Outside of the typical vitamins, I supplement with Creatine and added HMB. Creatine helps muscle strength and building and HMB helps prevent muscle loss (I started this one a month ago and should have added it sooner). I also just added Urolithin A. Ladies, I encourage you to look into this supplement even though the research is fairly recent - but it's looking incredibly promising for middle age energy, protein synthesis, muscle building, endurance, energy, mitochondria repair, inflammation, brain fog and memory. I actually didn't even look into it for the fitness aspects but because I'm having inflammatory issues related to menopause and it came to my attention. I just started so haven't been on it long enough to report anything but after 3 weeks if it's useful I will report back here.

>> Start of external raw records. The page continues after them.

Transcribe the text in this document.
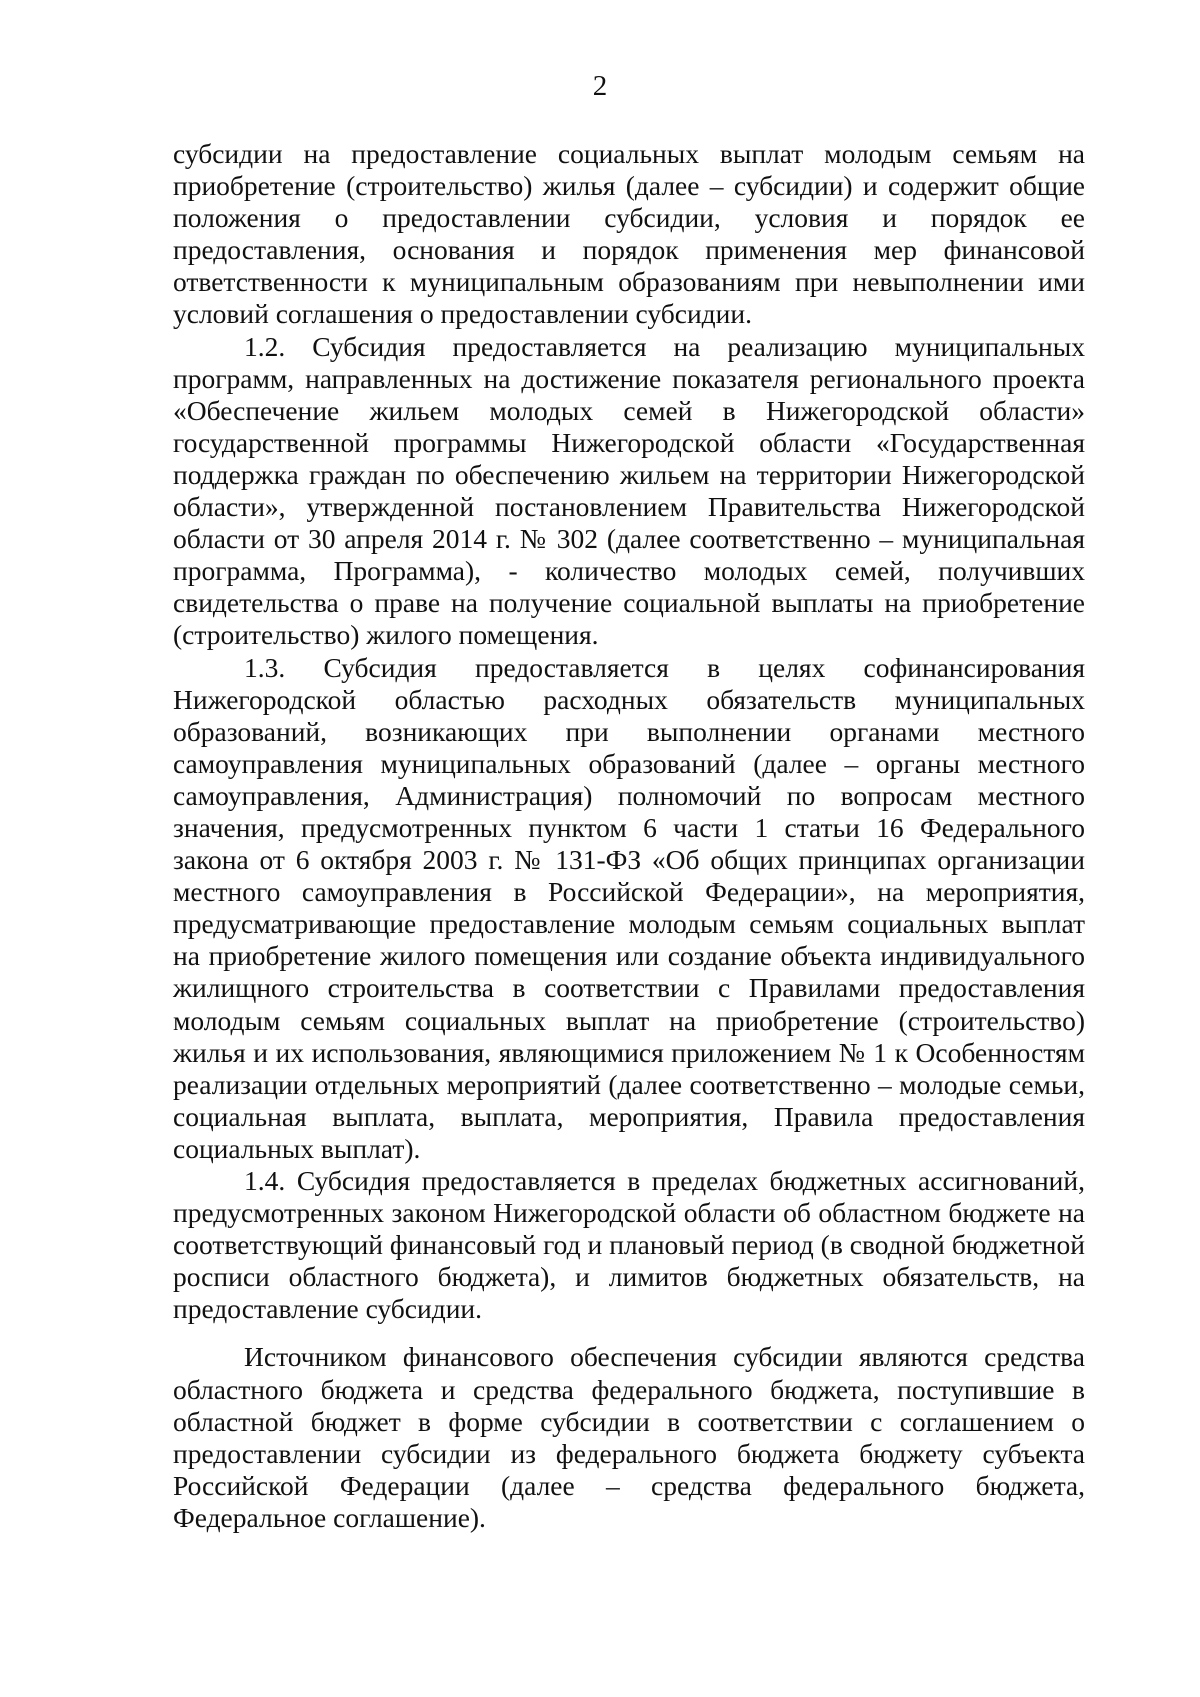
2

субсидии на предоставление социальных выплат молодым семьям на приобретение (строительство) жилья (далее – субсидии) и содержит общие положения о предоставлении субсидии, условия и порядок ее предоставления, основания и порядок применения мер финансовой ответственности к муниципальным образованиям при невыполнении ими условий соглашения о предоставлении субсидии.

1.2. Субсидия предоставляется на реализацию муниципальных программ, направленных на достижение показателя регионального проекта «Обеспечение жильем молодых семей в Нижегородской области» государственной программы Нижегородской области «Государственная поддержка граждан по обеспечению жильем на территории Нижегородской области», утвержденной постановлением Правительства Нижегородской области от 30 апреля 2014 г. № 302 (далее соответственно – муниципальная программа, Программа), - количество молодых семей, получивших свидетельства о праве на получение социальной выплаты на приобретение (строительство) жилого помещения.

1.3. Субсидия предоставляется в целях софинансирования Нижегородской областью расходных обязательств муниципальных образований, возникающих при выполнении органами местного самоуправления муниципальных образований (далее – органы местного самоуправления, Администрация) полномочий по вопросам местного значения, предусмотренных пунктом 6 части 1 статьи 16 Федерального закона от 6 октября 2003 г. № 131-ФЗ «Об общих принципах организации местного самоуправления в Российской Федерации», на мероприятия, предусматривающие предоставление молодым семьям социальных выплат на приобретение жилого помещения или создание объекта индивидуального жилищного строительства в соответствии с Правилами предоставления молодым семьям социальных выплат на приобретение (строительство) жилья и их использования, являющимися приложением № 1 к Особенностям реализации отдельных мероприятий (далее соответственно – молодые семьи, социальная выплата, выплата, мероприятия, Правила предоставления социальных выплат).

1.4. Субсидия предоставляется в пределах бюджетных ассигнований, предусмотренных законом Нижегородской области об областном бюджете на соответствующий финансовый год и плановый период (в сводной бюджетной росписи областного бюджета), и лимитов бюджетных обязательств, на предоставление субсидии.

Источником финансового обеспечения субсидии являются средства областного бюджета и средства федерального бюджета, поступившие в областной бюджет в форме субсидии в соответствии с соглашением о предоставлении субсидии из федерального бюджета бюджету субъекта Российской Федерации (далее – средства федерального бюджета, Федеральное соглашение).
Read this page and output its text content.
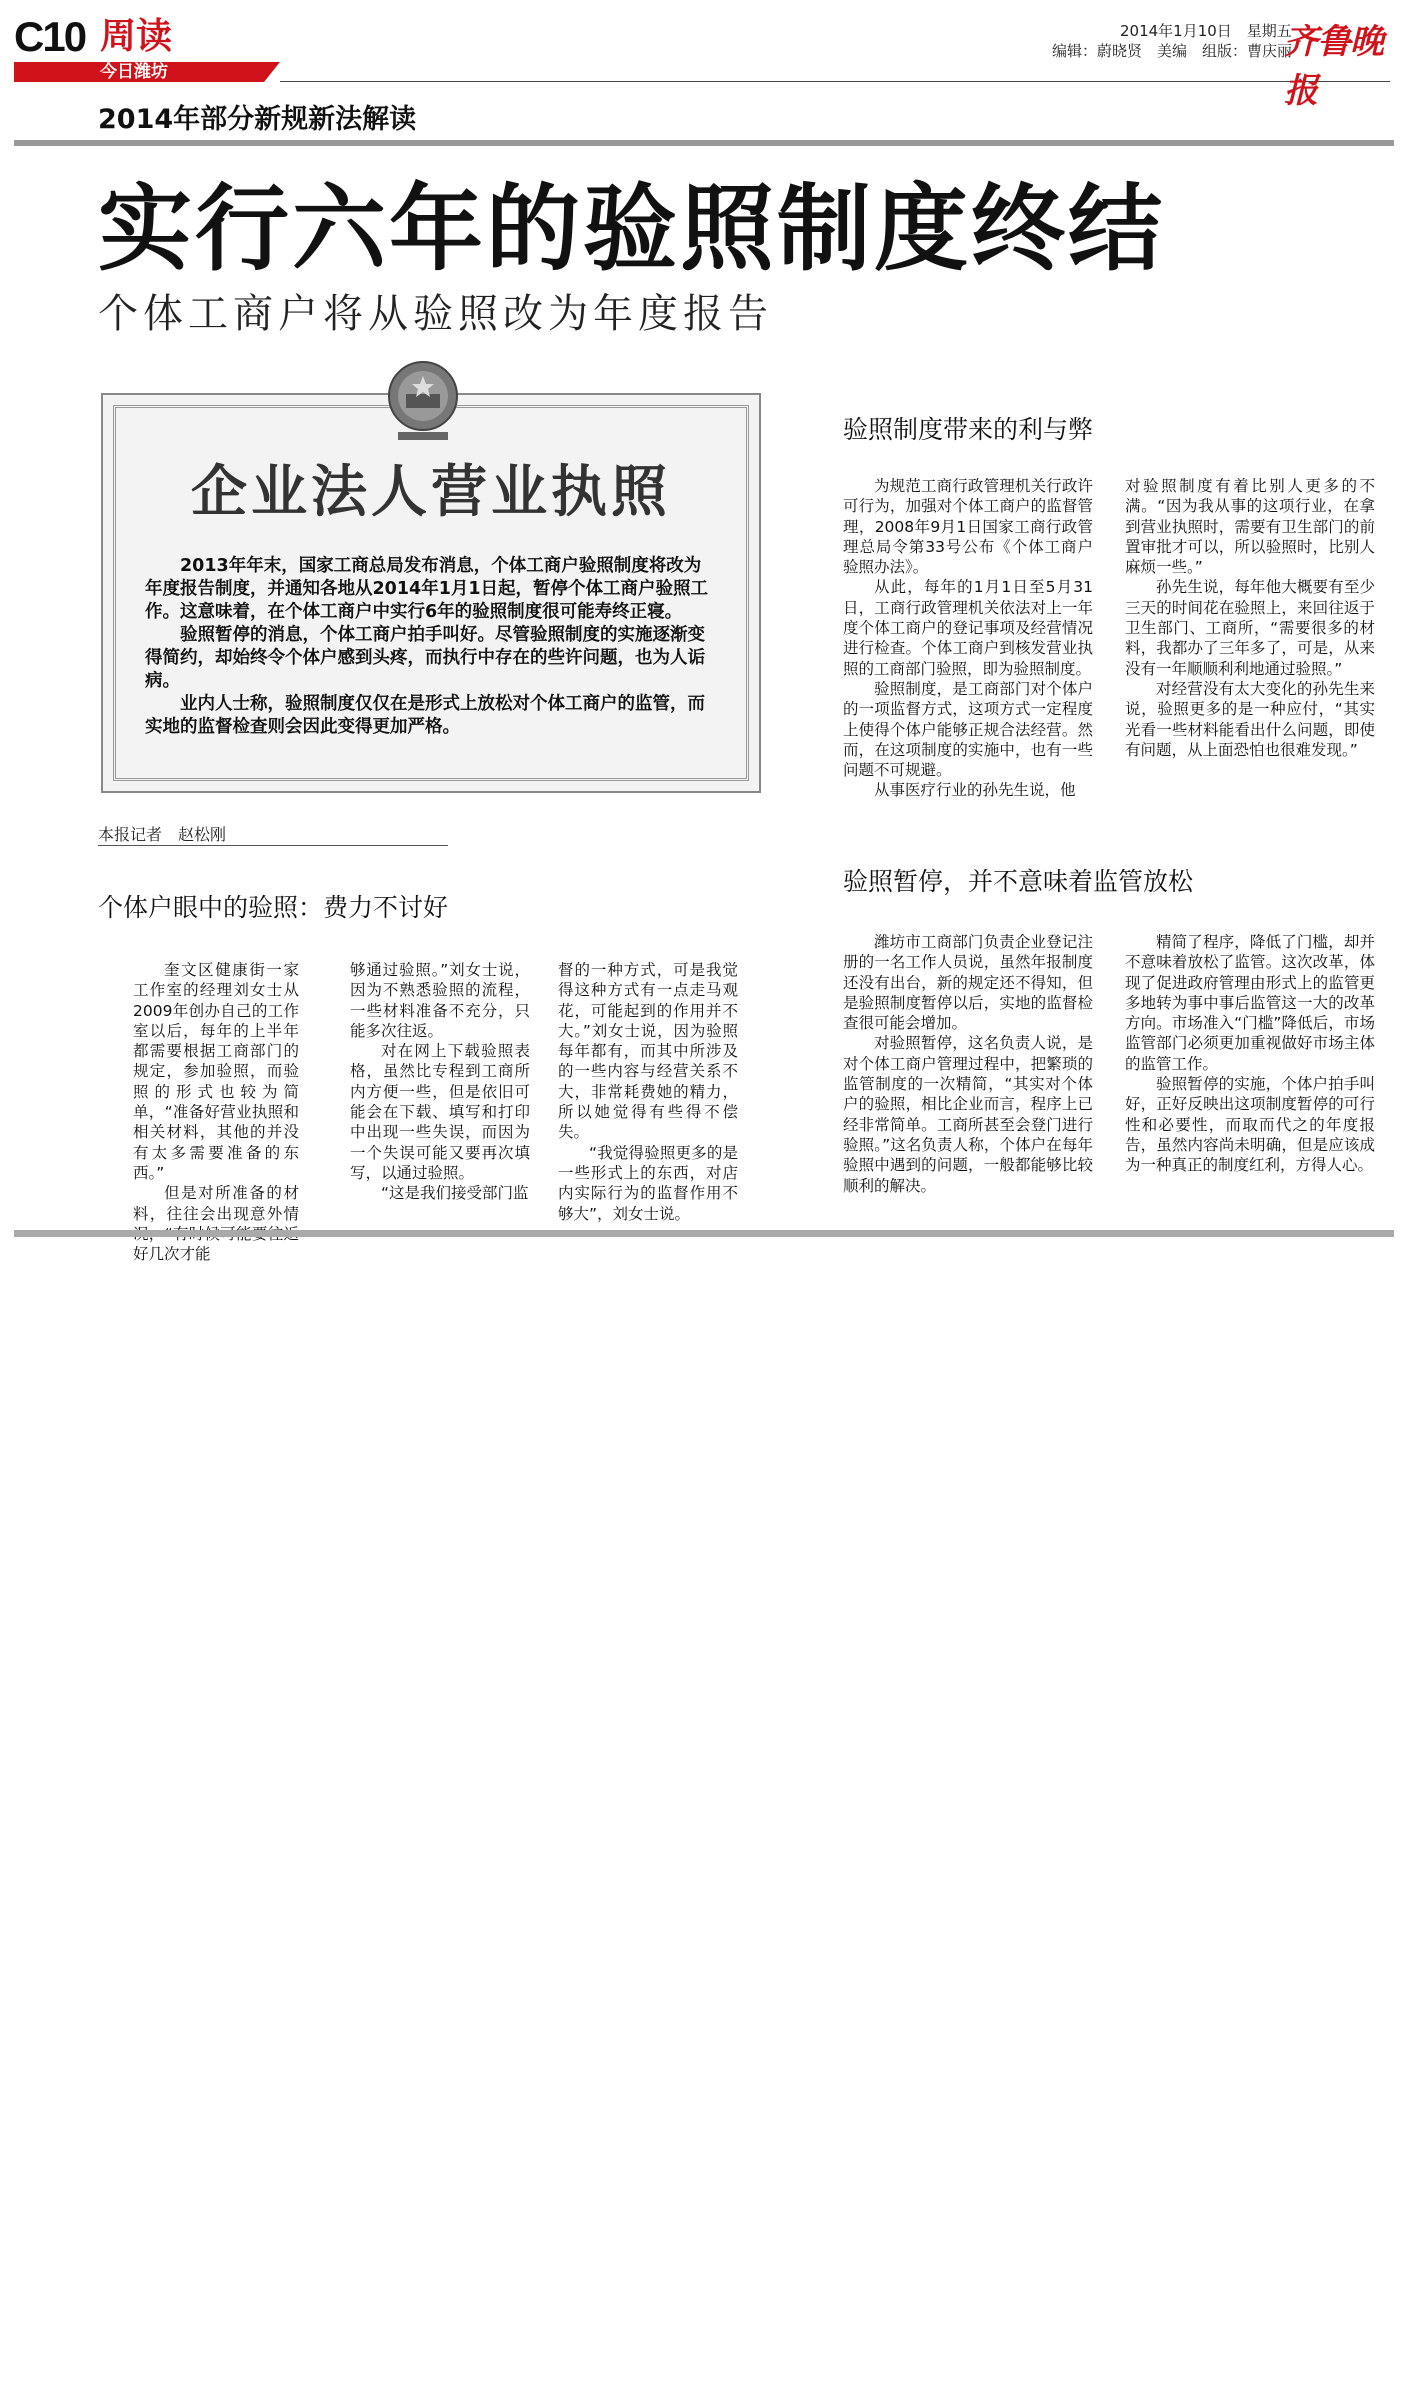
C10 周读
今日潍坊
2014年1月10日　星期五
编辑：蔚晓贤　美编　组版：曹庆丽
齐鲁晚报
2014年部分新规新法解读
实行六年的验照制度终结
个体工商户将从验照改为年度报告
企业法人营业执照

2013年年末，国家工商总局发布消息，个体工商户验照制度将改为年度报告制度，并通知各地从2014年1月1日起，暂停个体工商户验照工作。这意味着，在个体工商户中实行6年的验照制度很可能寿终正寝。

验照暂停的消息，个体工商户拍手叫好。尽管验照制度的实施逐渐变得简约，却始终令个体户感到头疼，而执行中存在的些许问题，也为人诟病。

业内人士称，验照制度仅仅在是形式上放松对个体工商户的监管，而实地的监督检查则会因此变得更加严格。

本报记者　赵松刚
个体户眼中的验照：费力不讨好

奎文区健康街一家工作室的经理刘女士从2009年创办自己的工作室以后，每年的上半年都需要根据工商部门的规定，参加验照，而验照的形式也较为简单，“准备好营业执照和相关材料，其他的并没有太多需要准备的东西。”

但是对所准备的材料，往往会出现意外情 好几次才能

够通过验照。”刘女士说，因为不熟悉验照的流程，一些材料准备不充分，只能多次往返。

对在网上下载验照表格，虽然比专程到工商所内方便一些，但是依旧可能会在下载、填写和打印中出现一些失误，而因为一个失误可能又要再次填写，以通过验照。

“这是我们接受部门监

督的一种方式，可是我觉得这种方式有一点走马观花，可能起到的作用并不大。”刘女士说，因为验照每年都有，而其中所涉及的一些内容与经营关系不大，非常耗费她的精力，所以她觉得有些得不偿失。

“我觉得验照更多的是一些形式上的东西，对店内实际行为的监督作用不够大”，刘女士说。

验照制度带来的利与弊

为规范工商行政管理机关行政许可行为，加强对个体工商户的监督管理，2008年9月1日国家工商行政管理总局令第33号公布《个体工商户验照办法》。

从此，每年的1月1日至5月31日，工商行政管理机关依法对上一年度个体工商户的登记事项及经营情况进行检查。个体工商户到核发营业执照的工商部门验照，即为验照制度。

验照制度，是工商部门对个体户的一项监督方式，这项方式一定程度上使得个体户能够正规合法经营。然而，在这项制度的实施中，也有一些问题不可规避。

从事医疗行业的孙先生说，他

对验照制度有着比别人更多的不满。“因为我从事的这项行业，在拿到营业执照时，需要有卫生部门的前置审批才可以，所以验照时，比别人麻烦一些。”

孙先生说，每年他大概要有至少三天的时间花在验照上，来回往返于卫生部门、工商所，“需要很多的材料，我都办了三年多了，可是，从来没有一年顺顺利利地通过验照。”

对经营没有太大变化的孙先生来说，验照更多的是一种应付，“其实光看一些材料能看出什么问题，即使有问题，从上面恐怕也很难发现。”

验照暂停，并不意味着监管放松

潍坊市工商部门负责企业登记注册的一名工作人员说，虽然年报制度还没有出台，新的规定还不得知，但是验照制度暂停以后，实地的监督检查很可能会增加。

对验照暂停，这名负责人说，是对个体工商户管理过程中，把繁琐的监管制度的一次精简，“其实对个体户的验照，相比企业而言，程序上已经非常简单。工商所甚至会登门进行验照。”这名负责人称，个体户在每年验照中遇到的问题，一般都能够比较顺利的解决。

精简了程序，降低了门槛，却并不意味着放松了监管。这次改革，体现了促进政府管理由形式上的监管更多地转为事中事后监管这一大的改革方向。市场准入“门槛”降低后，市场监管部门必须更加重视做好市场主体的监管工作。

验照暂停的实施，个体户拍手叫好，正好反映出这项制度暂停的可行性和必要性，而取而代之的年度报告，虽然内容尚未明确，但是应该成为一种真正的制度红利，方得人心。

I really had no idea how this would go because while I've been fit before I've never been this old or this overweight and everyone said it was harder to lose weight in middle age. My joints, especially pain in the backs and sides of my heels, made walking a challenge sometimes. I think I may have plantar fasciitis in both feet or bilateral insertional tendonitis so I did have challenges. I had to back off the walking some days, and running was out of the question carrying extra weight. I have never really successfully lost weight without weight lifting and some form of cardio. If swimming were an easier option around here I would add it to my routine.
My weight came off at 1 lb a week. I'm now down to 123 from 152 starting August 7th. So it was about 29 weeks. 123 was my original target because when I was 42, I was 20% bodyfat at that weight. However, this time I've lost muscle, around 7lbs of it, after a decade of inactivity and I'm sure some sarcopenia thrown in, so I'm continuing downward to whatever 20% is going to be on me now, while I try to add back muscle that was lost, this will be a recomp where the calories are increased by 100 a week until I get back to 1700-1900 which will be maintenance unless I increase my muscle and activity where it would have to be higher. (which will happen over time)
This has been the hardest and longest I've ever had to work for it. 6 months of calorie restriction is no joke and I did take some breaks for a week here and there over the holidays. I drank wine, I ate without restriction because life is for enjoying. I also enjoyed a meal of whatever I wanted about once every 2-3 weeks. These breaks are important for metabolism and overall mental health I think.
I hope this information helps. I used to be a personal trainer in my 20s and then had a career in health and wellness for over 17 years until I realized I needed some health insurance (yes I'm in the US) and a retirement, so joined the rank and file of government workers where I sat at a desk for a decade. Work from home is in part what made the last six months possible for me. Trying to work out this much while at a desk job would be very difficult. We did purchase a treadmill for the home and some kettlebells, a bench and powerblock adjustable weights for the days getting to the gym was not possible.